Monday 23 May 2022

A LOOK AT THE POEM "BIRD WOMAN" BY MENAKA SHIVDASANI







 Menka Shivdasani is a founder  member of the poetry circle, which began in 1986 in Mumbai. Her poems have been published in numerous journals and anthologies, both in India and abroad. She is the Director of The source, an editorial services company based in Mumbai. She is also the Mumbai coordinator for the global movement 100 Thousand Poets for change.

"Bird Woman" is a poem written by Menka Shivdasani. The poem symbolises the lives of women, many of whom are caught within the four walls of their homes, firmly bound by the clutches of regressive ideas. The bird woman represents the desire of many women who wish to set themselves free. It is about a woman who frees herself from  a dark and dingy room and flies into the brightness through a key hole, and experiences a whole new world outside. In the  dingy room with her, the bird woman says, were others like her jostling for space- the nomad, the devil woman and the sad little lady. This is suggestive of the fact that it is not just one woman's struggle to be liberated but almost all women who are oppressed and suppressed in some way or the other and desperately in need of emancipation.

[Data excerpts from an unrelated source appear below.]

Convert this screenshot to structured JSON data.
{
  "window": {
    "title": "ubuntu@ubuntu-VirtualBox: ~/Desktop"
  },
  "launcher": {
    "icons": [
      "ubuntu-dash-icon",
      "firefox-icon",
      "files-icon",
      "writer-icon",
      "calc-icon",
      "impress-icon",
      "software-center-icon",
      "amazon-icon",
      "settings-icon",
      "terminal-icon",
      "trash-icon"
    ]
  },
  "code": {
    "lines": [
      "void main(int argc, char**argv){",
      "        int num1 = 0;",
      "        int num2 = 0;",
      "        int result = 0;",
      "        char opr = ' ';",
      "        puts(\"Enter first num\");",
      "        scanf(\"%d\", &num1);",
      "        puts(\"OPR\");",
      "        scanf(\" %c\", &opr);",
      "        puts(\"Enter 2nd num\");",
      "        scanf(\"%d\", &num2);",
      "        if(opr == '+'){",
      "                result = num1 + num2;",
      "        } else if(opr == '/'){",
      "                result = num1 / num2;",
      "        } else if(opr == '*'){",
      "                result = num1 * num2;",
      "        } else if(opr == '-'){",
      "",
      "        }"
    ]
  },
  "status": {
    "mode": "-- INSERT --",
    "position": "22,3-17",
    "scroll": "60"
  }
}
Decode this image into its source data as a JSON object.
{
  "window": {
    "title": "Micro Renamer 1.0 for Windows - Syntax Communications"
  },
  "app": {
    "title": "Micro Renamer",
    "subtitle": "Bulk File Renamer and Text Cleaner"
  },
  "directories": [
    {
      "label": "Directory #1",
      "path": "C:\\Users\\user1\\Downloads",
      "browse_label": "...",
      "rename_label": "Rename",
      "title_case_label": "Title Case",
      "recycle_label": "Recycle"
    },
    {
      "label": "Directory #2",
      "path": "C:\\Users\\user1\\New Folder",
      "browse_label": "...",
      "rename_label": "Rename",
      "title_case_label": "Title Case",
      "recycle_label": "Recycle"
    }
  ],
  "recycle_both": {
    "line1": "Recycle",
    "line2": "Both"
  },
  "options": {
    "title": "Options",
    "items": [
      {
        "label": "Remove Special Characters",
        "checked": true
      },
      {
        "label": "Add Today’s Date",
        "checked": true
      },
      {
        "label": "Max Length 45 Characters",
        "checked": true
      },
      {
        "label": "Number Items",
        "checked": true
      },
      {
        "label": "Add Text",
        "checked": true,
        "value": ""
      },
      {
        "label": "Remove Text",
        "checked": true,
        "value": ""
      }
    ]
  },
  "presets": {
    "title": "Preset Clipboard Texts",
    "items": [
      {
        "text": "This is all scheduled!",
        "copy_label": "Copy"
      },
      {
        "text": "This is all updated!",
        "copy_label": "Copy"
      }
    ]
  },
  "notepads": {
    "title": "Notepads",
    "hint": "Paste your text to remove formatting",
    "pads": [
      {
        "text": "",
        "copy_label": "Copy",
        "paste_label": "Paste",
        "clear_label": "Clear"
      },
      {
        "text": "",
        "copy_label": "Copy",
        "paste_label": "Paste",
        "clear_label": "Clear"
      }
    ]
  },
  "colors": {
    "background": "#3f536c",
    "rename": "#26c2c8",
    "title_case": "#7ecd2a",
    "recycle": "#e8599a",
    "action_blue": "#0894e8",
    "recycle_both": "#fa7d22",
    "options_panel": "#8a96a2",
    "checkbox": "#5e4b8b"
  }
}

All the women were rushing out through the key hole but only the bird woman managed to escape into the brightness outside, trying to reclaim her self -respect and dignity. After many years of living in the claustrophobic room, she felt the urge to come out of the box. When she found the wings folded up behind her back, she was amazed at the fact that she had wings and  she could not believe that she had it all these years.

Though it was dirty and made a very rusty screech, she managed to fly about with it once she got started. The woman was able to befriend the birds and also had talons. Once she started flying in the blue air, breathing was a problem but she tried her best to fly high. Now the bird woman was upset that she had left behind the other women as they continued to languish in darkness. She felt it was high time she liberated herself from obscurity even though it was a Herculean task to escape from such dreary place.

The poet brings out the idea that when a woman is liberated, initially she has problems coping with the new found "freedom- breathing is still a problem sometimes." But she is seen slowly adapting to her freedom, making friends, experiencing new things and living life on her own terms. In this poem, the dark room stands for the enslaved lives of women and the "keyhole", the tiny opening , becomes the escape route, suggesting that it is extremely difficult for women to break free from the shackles and liberate themselves.